Se eu fosse espírita, já estaria acreditando que hoje em dia toda família é seguida por almas penadas zelosas que partilham o pão e cuidam dos seres humanos. Como eu não sou espírita, sei que aquelas moças vestidas de branco dos pés à cabeça não estão vagando a esmo em torno dos clãs familiares. Elas estão é bem vivas, cuidando das crianças não do além, mas além da conta. Muito além da conta.
Atualmente parece que ter babá é tão comum e vital quanto ter carro e geladeira. Nem bem a moça de classe média alta engravida, já corre pedir indicações de uma mocinha pra chamar de sua (e vestir de branco). Tudo bem, é verdade que a maioria das mulheres hoje trabalha - e muito - e nem todas querem colocar os bebês na escolinha já aos 5 meses. Elas preferem, assim, contratar ajuda. E a ajuda regular é compreensível. Mas e a ajuda ostensiva?
Pra mim é absurdamente comum sair no fim de semana pra almoçar fora e notar a configuração "pai, mãe, criança, babá" nas mesas vizinhas.

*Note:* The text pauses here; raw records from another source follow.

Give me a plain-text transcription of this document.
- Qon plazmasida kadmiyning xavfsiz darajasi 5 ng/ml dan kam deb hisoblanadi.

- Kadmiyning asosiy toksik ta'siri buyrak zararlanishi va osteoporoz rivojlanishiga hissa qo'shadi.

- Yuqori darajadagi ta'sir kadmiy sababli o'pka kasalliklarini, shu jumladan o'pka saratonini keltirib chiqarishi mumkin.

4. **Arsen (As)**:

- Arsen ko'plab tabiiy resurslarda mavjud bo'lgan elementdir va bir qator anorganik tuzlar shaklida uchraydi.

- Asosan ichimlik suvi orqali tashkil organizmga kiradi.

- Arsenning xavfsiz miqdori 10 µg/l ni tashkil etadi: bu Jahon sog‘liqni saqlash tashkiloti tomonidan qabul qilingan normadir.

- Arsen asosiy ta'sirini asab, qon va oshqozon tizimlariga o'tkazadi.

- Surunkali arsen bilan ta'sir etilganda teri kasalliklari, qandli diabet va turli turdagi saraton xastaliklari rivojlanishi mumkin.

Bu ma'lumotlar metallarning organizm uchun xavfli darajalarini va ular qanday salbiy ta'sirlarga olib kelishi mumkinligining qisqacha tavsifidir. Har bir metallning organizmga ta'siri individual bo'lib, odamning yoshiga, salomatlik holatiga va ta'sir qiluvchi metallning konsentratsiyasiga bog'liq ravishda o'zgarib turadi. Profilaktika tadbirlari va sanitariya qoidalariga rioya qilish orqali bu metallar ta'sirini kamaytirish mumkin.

Vejam: babá em dia de semana, cuidando para que a criança esteja alimentada, limpinha, cuidada e entretida, natural; babá que precisa estar presente sábado e domingo, dentro e fora de casa, em todas as horas, é bizarro.
Muita gente parece ter terceirizado o trabalho de ser pai e mãe. Não querem (não sabem?) cuidar dos filhos por conta própria. Alguns parecem inclusive ter paúra da própria prole - enquanto a mulher de branco, por outro lado, parece dominar a situação facinho. As pessoas têm os filhos, mas talvez achem um saco estar presente sempre, liderando como um bom guia prático, intelectual e psicológico. Deixam isso pra moça contratada. E vestida de branco, o que parece um traço herdado dos tempos de casa grande/senzala, uma necessidade de diferenciar papéis. "Ela cuida do moleque, mas a mãe sou eu, sociedade! É só notar a roupa branca dela, ok?".
Se isso já me incomoda normalmente, nas férias passou da conta. O casal surgiu circulando pelo hotel, seguido de perto por duas crianças bonitinhas. Ao lado das crianças bonitinhas, a babá. Pô, convocaram a pobre até nas férias? Exagero, hein? Era só fazer a conta: dois adultos, duas crianças, um cuida de cada e tá fechado. Mas não. Mais tarde, vi que também estava presentes avô e avó - já estamos em cinco adultos para só duas crianças, confere? Nem se fossem um Mussolini Jr. e uma Pequena Richthofen seria preciso tamanho séquito, eu acho. Mas a babá estava lá.
Além da situação idiota de a moça cuidar dos pequenos todo o tempo, do raiar do sol ao poente, em todas as refeições, brincadeiras e crises de choro e mimo, o detalhe chocante: a moça só entrava na piscina de maiô, short e camiseta. Short e camiseta. No calor de 35 graus. Sinhazinha, por certo, não achava correto a empregada circular somente com roupa de banho por aí.
Sei que não é da minha conta. Sei mesmo. Mas, ainda assim, não consigo deixar de me ressentir tanto pelos filhos, órfãos de pais vivos, quanto pelos pais. Queria saber se eles conhecem mesmo aquelas crianças, sabem seus livros prediletos, seus jogos favoritos, o que pensam dos colegas, de si mesmos, o que gostam de comer no café da manhã. Penso se têm noção do que estão perdendo entregando até mesmo o mais corriqueiro "operacional" para a moça de branco fazer. Não podem ser pais tempo integral nem aos sábados? Nem por uma hora de refeição? Nem nas férias? Ter filhos pra colocar no porta-retratos me parece uma grande perda, e pra vocês?
Não sendo espírita, eu acredito que a vida é uma só e deve ser muito bem aproveitada junto aos pequeninos - e que a mulher de branco não precisa ser essa entidade constante.